Back up your PGP keys with GPG

Mike Solomon

Back up your keys

To generate base64-encoded ASCII-armored backups, issue these commands:

gpg --armor --export > pgp-public-keys.asc
gpg --armor --export-secret-keys > pgp-private-keys.asc
gpg --export-ownertrust > pgp-ownertrust.asc

Done! Remember that your private key should be kept, well, private. Even with a passphrase, revealing your secret key reduces the security of your PGP key to just that passphrase.

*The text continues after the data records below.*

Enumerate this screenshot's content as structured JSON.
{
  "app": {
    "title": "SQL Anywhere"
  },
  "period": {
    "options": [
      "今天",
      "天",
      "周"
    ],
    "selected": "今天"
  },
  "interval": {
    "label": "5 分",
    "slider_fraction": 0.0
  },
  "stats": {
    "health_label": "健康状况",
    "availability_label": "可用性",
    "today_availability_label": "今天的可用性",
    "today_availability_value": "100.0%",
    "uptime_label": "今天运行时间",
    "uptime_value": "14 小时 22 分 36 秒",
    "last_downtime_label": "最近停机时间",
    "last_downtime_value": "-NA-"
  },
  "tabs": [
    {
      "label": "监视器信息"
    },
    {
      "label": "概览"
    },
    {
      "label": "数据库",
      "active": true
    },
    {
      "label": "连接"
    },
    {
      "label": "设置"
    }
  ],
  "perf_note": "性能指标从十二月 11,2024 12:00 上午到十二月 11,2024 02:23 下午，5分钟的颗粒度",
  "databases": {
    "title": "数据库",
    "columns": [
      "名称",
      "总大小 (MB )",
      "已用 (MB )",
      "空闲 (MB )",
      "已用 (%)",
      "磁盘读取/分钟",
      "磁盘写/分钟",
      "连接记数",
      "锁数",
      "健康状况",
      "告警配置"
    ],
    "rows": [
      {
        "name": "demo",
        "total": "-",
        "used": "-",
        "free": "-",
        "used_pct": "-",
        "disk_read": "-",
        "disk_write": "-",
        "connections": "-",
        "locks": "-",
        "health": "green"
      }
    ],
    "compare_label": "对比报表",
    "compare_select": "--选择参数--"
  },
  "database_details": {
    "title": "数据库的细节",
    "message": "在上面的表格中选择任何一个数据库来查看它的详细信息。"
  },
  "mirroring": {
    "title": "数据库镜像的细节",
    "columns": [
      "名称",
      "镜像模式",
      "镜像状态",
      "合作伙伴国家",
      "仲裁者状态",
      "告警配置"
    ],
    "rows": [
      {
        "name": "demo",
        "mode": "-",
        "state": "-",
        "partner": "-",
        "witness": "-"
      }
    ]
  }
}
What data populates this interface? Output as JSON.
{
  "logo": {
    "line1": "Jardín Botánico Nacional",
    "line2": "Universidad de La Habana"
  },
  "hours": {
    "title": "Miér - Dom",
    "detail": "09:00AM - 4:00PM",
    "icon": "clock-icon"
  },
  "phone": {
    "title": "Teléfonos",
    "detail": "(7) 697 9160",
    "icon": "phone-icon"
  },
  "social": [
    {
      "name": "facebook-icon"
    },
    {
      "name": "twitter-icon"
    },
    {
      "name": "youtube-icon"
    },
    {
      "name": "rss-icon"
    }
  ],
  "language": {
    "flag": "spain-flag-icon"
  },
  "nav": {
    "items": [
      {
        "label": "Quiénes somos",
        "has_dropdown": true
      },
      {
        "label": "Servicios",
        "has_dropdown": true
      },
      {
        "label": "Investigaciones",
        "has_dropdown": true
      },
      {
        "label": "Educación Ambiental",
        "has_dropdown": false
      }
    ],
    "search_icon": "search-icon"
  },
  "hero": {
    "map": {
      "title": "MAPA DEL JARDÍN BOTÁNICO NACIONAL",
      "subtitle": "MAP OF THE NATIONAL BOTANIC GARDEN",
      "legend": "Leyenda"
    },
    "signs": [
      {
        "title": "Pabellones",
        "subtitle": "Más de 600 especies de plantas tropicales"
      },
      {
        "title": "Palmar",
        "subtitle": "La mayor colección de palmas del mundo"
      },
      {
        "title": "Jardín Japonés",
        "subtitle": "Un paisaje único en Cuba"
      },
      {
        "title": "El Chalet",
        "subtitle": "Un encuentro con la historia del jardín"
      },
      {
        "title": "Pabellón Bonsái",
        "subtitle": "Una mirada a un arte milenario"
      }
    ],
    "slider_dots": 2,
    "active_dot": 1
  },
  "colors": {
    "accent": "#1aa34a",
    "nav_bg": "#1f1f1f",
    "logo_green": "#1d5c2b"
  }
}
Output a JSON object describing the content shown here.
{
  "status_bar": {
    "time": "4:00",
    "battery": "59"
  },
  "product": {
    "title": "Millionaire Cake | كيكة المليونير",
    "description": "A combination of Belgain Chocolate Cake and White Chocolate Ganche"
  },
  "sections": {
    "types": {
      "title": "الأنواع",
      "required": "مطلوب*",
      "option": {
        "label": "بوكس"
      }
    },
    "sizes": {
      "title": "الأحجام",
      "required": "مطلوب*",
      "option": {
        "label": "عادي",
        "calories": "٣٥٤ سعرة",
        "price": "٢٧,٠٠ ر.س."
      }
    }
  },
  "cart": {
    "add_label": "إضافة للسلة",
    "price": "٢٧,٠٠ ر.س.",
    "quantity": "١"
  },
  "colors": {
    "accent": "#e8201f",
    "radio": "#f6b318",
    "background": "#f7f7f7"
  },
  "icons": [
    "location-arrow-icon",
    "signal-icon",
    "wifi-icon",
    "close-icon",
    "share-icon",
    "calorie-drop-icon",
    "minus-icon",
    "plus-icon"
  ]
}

Speaking of that, while you’re backing up your keys, you may also want to generate a revocation certificate:

First, note your key ID in the second column after the slash:

gpg --list-keys

Then, generate the certificate. You will prompted several times, but you probably want to choose “1 = Key has been compromised” as your reason:

gpg --armor --gen-revoke [your key ID] > pgp-revocation.asc

Restore your keys

gpg --import pgp-public-keys.asc
gpg --import pgp-private-keys.asc
gpg --import-ownertrust pgp-ownertrust.asc

Revoke your certificate

If your key is compromised, you can revoke your certificate in the same way:

gpg --import pgp-revocation.asc

Be sure to upload your revocation certificate to any keyservers you have uploaded your public certificate to!

Where should I back up my PGP key?

One great method is to print it as a QR code, but printing the plain text files generated above is also reasonable.

Storing it with your backups is not the best choice if encrypt your backups with the same PGP key you are trying to back up.

Uploading to a cloud service is the most convenient, but you are obviously implicitly trusting that provider with your private keys.